Analysis of the dependence of myocardial mitochondria endogenous respiration on physical characteristics of vibration
Abstract
Introduction. The article addresses the problem of qualitative and quantitative assessment of the electron transport chain (ETC) bioenergetics of myocardial mitochondria in experimental animals exposed to vibration. The aim of the study was to analyze the dependence of vibration-mediated changes in some parameters of myocardial tissue respiration on vibration physical characteristics and to justify the role of bioenergetic hypoxia in pathophysiological mechanisms of the interaction of tissue energy metabolism and a physical factor.

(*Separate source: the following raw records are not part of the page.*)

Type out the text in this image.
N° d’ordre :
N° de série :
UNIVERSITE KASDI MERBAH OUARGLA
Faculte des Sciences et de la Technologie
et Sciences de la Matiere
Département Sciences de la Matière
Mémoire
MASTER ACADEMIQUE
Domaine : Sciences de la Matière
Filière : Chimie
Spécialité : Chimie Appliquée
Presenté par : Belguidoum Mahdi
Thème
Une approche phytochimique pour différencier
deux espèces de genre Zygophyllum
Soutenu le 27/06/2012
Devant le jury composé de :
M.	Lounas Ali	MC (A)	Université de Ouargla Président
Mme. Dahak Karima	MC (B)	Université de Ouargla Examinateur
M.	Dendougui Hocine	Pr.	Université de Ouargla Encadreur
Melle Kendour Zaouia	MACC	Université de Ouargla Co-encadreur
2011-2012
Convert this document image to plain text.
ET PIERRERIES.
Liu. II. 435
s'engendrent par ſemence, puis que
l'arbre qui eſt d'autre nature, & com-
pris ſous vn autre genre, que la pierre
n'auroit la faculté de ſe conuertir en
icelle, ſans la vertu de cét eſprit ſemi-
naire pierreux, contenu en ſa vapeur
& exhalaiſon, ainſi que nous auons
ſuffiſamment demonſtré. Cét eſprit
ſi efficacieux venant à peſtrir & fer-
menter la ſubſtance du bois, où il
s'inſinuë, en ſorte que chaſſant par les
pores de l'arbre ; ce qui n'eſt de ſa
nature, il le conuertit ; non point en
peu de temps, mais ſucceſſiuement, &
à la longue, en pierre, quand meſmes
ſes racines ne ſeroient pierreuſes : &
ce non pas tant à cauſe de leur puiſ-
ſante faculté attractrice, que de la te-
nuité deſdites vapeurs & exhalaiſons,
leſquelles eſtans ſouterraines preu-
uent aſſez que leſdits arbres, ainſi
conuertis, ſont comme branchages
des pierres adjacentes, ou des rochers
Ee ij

Methods. The endogenous mitochondrial respiration rate and sensitivity to inhibitors (amytal, malonate) in tissue homogenate were studied by polarography using a closed galvanic oxygen sensor (Clark).
Results. Multiple comparison of the ETC kinetics revealed a significant effect of 44 Hz frequency vibration on the endogenous substrate oxidation rate in myocardial mitochondria. With a cell protein concentration of 2,4 mg/ml (standart deviation 0,4), the endogenous respiration rate in [ng-atom⸳Omin-1mg-1protein] was 16.3 in control animals with predominating amytal-sensitive respiration; 25.9 with predominating malonate sensitive respiration after 21 sessions; and 17.9 after 56 vibration sessions. Modeling of mitochondrial metabolic state gradations using exogenous oxidation substrates and the 2,4-DNF protonophore disassembler confirmed the preferential activation of succinate-dependent myocardial energetics under the conditions of prolonged vibration exposure.
Conclusion. The analysis of the endogenous respiration rate in myocardial homogenate mitochondria showed that specifically the interaction of several variable characteristics of vibration most significantly contributed to the intergroup variability of endogenous substrate oxidation rates. This interaction revealed signs of bioenergetic hypoxia and allowed analyzing the transformation of energy of the primary physical phenomenon into a biological effect. The obtained bioenergetic parameters (Vend, endogenous respiration sensitivity to inhibitors; malonate to amytal sensitivity ratio; Vsa and Vglu+mal; Vsa-c and Vglu+mal-c), that reflect the volume of high-energy phosphates, availability of energy metabolites, and the quantitative ratio of respiratory enzymes that perform ADP phosphorylation, can be used as variables in adequate mathematical models.